8. “Real niggas don’t tattoo their tears” —ScHoolboy Q, “Gangsta.” #subliminal

9. Tyler, The Creator might have the illest voice in hip-hop. His baritone—along with Kurupt’s revitalized bravado—completely makes “The Purge.” Wish he’d spit a verse.

10. A Pusha T feature could’ve also taken “The Purge” to a whole ‘nother level.

11. Something about “Los Awesome” feels strange. It’s obviously fun-spirited thuggery, but this would feel right at home on Freeway’s 2003 album, Philadelphia Freeway or one of those later Clipse’s albums.

12. Can we talk about Raekwon’s verse on “Blind Threats”? Yo. Dude comes through the west coast and crushes the buildings on some Snoop shit. But the Wu-Tang version though. The internal rhymes, entendres, gunplay, tuna fish sandwiches. All Beyoncé-level flawlessness.

13. Like Kendrick, ScHoolboy does a great job of recording singles on his own terms. “Break The Bank” and “Man of the Year” strike an impossibly gloomy-yet-upbeat juxtaposition that lives up to the album’s title. (Seriously, how dope is that Alchemist production?) And don’t be surprised if “Collard Greens” has a second life once the album catches fire.

14. Still, the fist-pumping “Hell Of A Night” is a rare moment that feels like he’s trying. TDEDM? No thanks.
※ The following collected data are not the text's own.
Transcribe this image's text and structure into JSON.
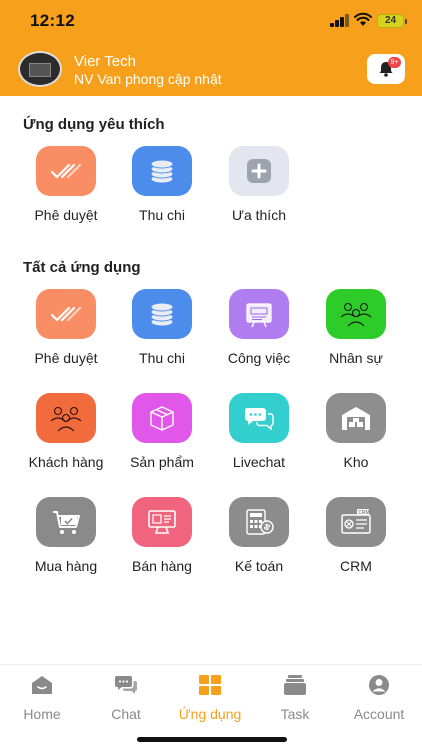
{
  "status_bar": {
    "time": "12:12",
    "battery": "24"
  },
  "header": {
    "user_name": "Vier Tech",
    "user_role": "NV Van phong cập nhật",
    "notification_badge": "9+",
    "accent_color": "#F7A01C"
  },
  "favorites": {
    "title": "Ứng dụng yêu thích",
    "apps": [
      {
        "label": "Phê duyệt",
        "icon": "double-check-icon",
        "color": "#F98E65"
      },
      {
        "label": "Thu chi",
        "icon": "coins-icon",
        "color": "#4C8DEB"
      },
      {
        "label": "Ưa thích",
        "icon": "plus-icon",
        "color": "#E3E6EE"
      }
    ]
  },
  "all_apps": {
    "title": "Tất cả ứng dụng",
    "apps": [
      {
        "label": "Phê duyệt",
        "icon": "double-check-icon",
        "color": "#F98E65"
      },
      {
        "label": "Thu chi",
        "icon": "coins-icon",
        "color": "#4C8DEB"
      },
      {
        "label": "Công việc",
        "icon": "todo-board-icon",
        "color": "#B07DF0"
      },
      {
        "label": "Nhân sự",
        "icon": "staff-group-icon",
        "color": "#2ECC29"
      },
      {
        "label": "Khách hàng",
        "icon": "customers-icon",
        "color": "#F26B3C"
      },
      {
        "label": "Sản phẩm",
        "icon": "box-icon",
        "color": "#E057E9"
      },
      {
        "label": "Livechat",
        "icon": "chat-bubbles-icon",
        "color": "#33CFCF"
      },
      {
        "label": "Kho",
        "icon": "warehouse-icon",
        "color": "#8E8E8E"
      },
      {
        "label": "Mua hàng",
        "icon": "cart-icon",
        "color": "#8A8A8A"
      },
      {
        "label": "Bán hàng",
        "icon": "pos-terminal-icon",
        "color": "#F0647E"
      },
      {
        "label": "Kế toán",
        "icon": "calculator-icon",
        "color": "#8C8C8C"
      },
      {
        "label": "CRM",
        "icon": "crm-screen-icon",
        "color": "#8C8C8C"
      }
    ]
  },
  "bottom_nav": {
    "items": [
      {
        "label": "Home",
        "icon": "home-icon"
      },
      {
        "label": "Chat",
        "icon": "chat-icon"
      },
      {
        "label": "Ứng dụng",
        "icon": "apps-grid-icon",
        "active": true
      },
      {
        "label": "Task",
        "icon": "task-icon"
      },
      {
        "label": "Account",
        "icon": "account-icon"
      }
    ]
  }
}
15. Habits & Contradictions had a schizo quality that works for Q—there are zany and hazy interludes, intense gangster anthems and humble offerings (“Blessed”). It’s a dissociation that showcased all the complexities of ScHoolboy’s many aspects as an artist. Here, Q is more focused, more polished. Oxymoron is a song or two shy of flawless, but it’s another powerful statement from the TDE camp. Perfectly imperfect. How’s that for an oxymoron?